We continually monitor, analyze and seek to minimize the risks within our capital structure with a view to maintaining an optimal financing mix that suits the nature of our businesses and that generates value for shareholders.
Our team is squarely focused on meeting – and exceeding – planned business performance expectations, which improves our company’s stability, value and future prospects.
We seek to manage our capital structure so that it remains flexible and offers room for expansion.
Our debt to capitalization ratio at year end, which is appropriate for the low risk profile and long life of our businesses.
Dear Fellow Shareholders,
Fiscal 2013 represented a year of solid execution and growth in many aspects of our business. Total revenue grew by 8.9%. Our Adjusted EBITDA grew by 6.7% to $128.4 million, which was in line with our updated expectations and reflected the diverse mix and stable cash flow characteristics of our infrastructure businesses.
We accomplished this performance while completing the acquisition of Renewable Energy Developers Inc. in early October, adding new talent, several operating wind facilities, and a pipeline of wind power development projects to our portfolio. This transaction will contribute to Capstone’s performance in 2014 and beyond, particularly as the development projects are completed, and provides us with a larger platform for growth.
The low variability of our results from year to year speaks to the long-term stability of our portfolio as well as our solid financial position. We ended 2013 with a debt-to-capitalization ratio of 65.7%, reflecting an increase in debt at Bristol Water to fund ongoing capital expenditures and the input of foreign exchange translation. We ended the year with cash of $45.8 million, of which $18.5 million is available to Capstone for general corporate purposes. The variance between this position and the cash available at the end of the third quarter was primarily due to the cash used at Bristol Water to fund its capital expenditure program. Notably, our outstanding debt is almost entirely fixed rate or linked to inflation and is predominantly secured at the operating business level, which means it is non-recourse to Capstone. Approximately 97% of the long-term debt at our power facilities is scheduled to amortize over our PPA terms. At Bristol Water, approximately 80% of long-term debt has a maturity longer than 10 years. Our capital structure at the corporate and subsidiary level aligns with the cash flow profile and duration of our businesses and gives us the flexibility to pursue new investments.

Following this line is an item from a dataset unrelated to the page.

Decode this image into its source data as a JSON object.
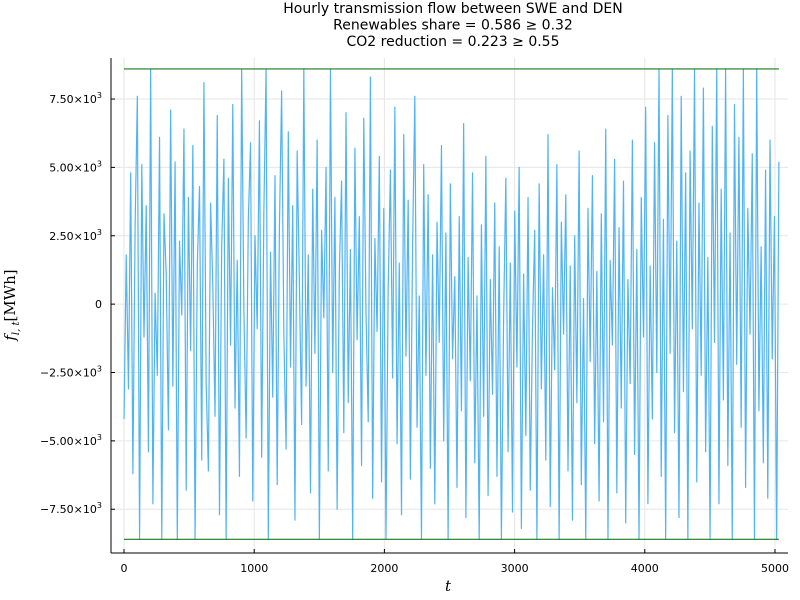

Our corporate strategy is to develop, acquire and manage a high quality portfolio of infrastructure businesses across four pillars of core infrastructure: utilities, power, transportation and public-private partnerships. In each of these segments, we look for long-life businesses that are contractually defined or regulated, and which provide stable, predictable and growing cash flows.
A key priority of my job is to direct capital management planning to make sure we have the resources to support growth, including:
- Ensuring an appropriate capital structure at the corporate and subsidiary level that aligns with the cash flow profile and duration of our businesses;
- Preserving our financial flexibility to ensure access to either debt or equity capital on commercially reasonable terms;
- Maintaining sufficient liquidity to meet short- and medium-term operating needs;
- Establishing relationships with investors and lenders to enhance our capacity to seize growth opportunities as they arise; and
- Communicating Capstone’s operating results and performance expectations with transparency.
A specific focus in 2014 will be to arrange approximately $140 million in project-level financing for our near-term wind development projects, which include Skyway 8, Saint-Philémon and Goulais. In addition, we recently established a new $50 million corporate credit facility to provide us with flexibility to advance our development projects and to pursue other growth initiatives.
For 2014, we expect to achieve Adjusted EBITDA of $140 million to $150 million. This reflects our expectation of continuing stable performance from our power and utilities businesses, including a full year of contribution from the operating wind facilities we acquired from ReD and a partial year of contribution from our development projects as they enter commercial operations. We are focused on efficiently managing and building our businesses, improving our practices and operations wherever possible, and continuing to pursue growth opportunities that will build shareholder value. I believe 2014 will prove to be another active year for Capstone.
A key strength for our company is the quality of our people at all levels of the organization and the deep relationships they have cultivated with suppliers, customers, landowners and local communities, which enhances our competitive position and fulfills our responsibility to stakeholders. This team works hard to support Capstone’s mission, which is to provide investors with an attractive total return from responsibly managed long-term investments in core infrastructure in Canada and internationally. We are also committed to providing fair and transparent disclosure about our business and performance to the investment community and other stakeholders. The Chartered Public Accountants of Canada recognized our efforts in 2013 with an Award of Excellence in Corporate Reporting.
Capstone’s fundamentals remain strong. The investments we have made over the past few years are paying off in terms of our businesses and financial metrics, and our portfolio features increasingly diversified and high quality income streams. We believe our disciplined, prudent approach to financial management and growth will enable us to continue to create value for our shareholders.
Thank you for your continuing support.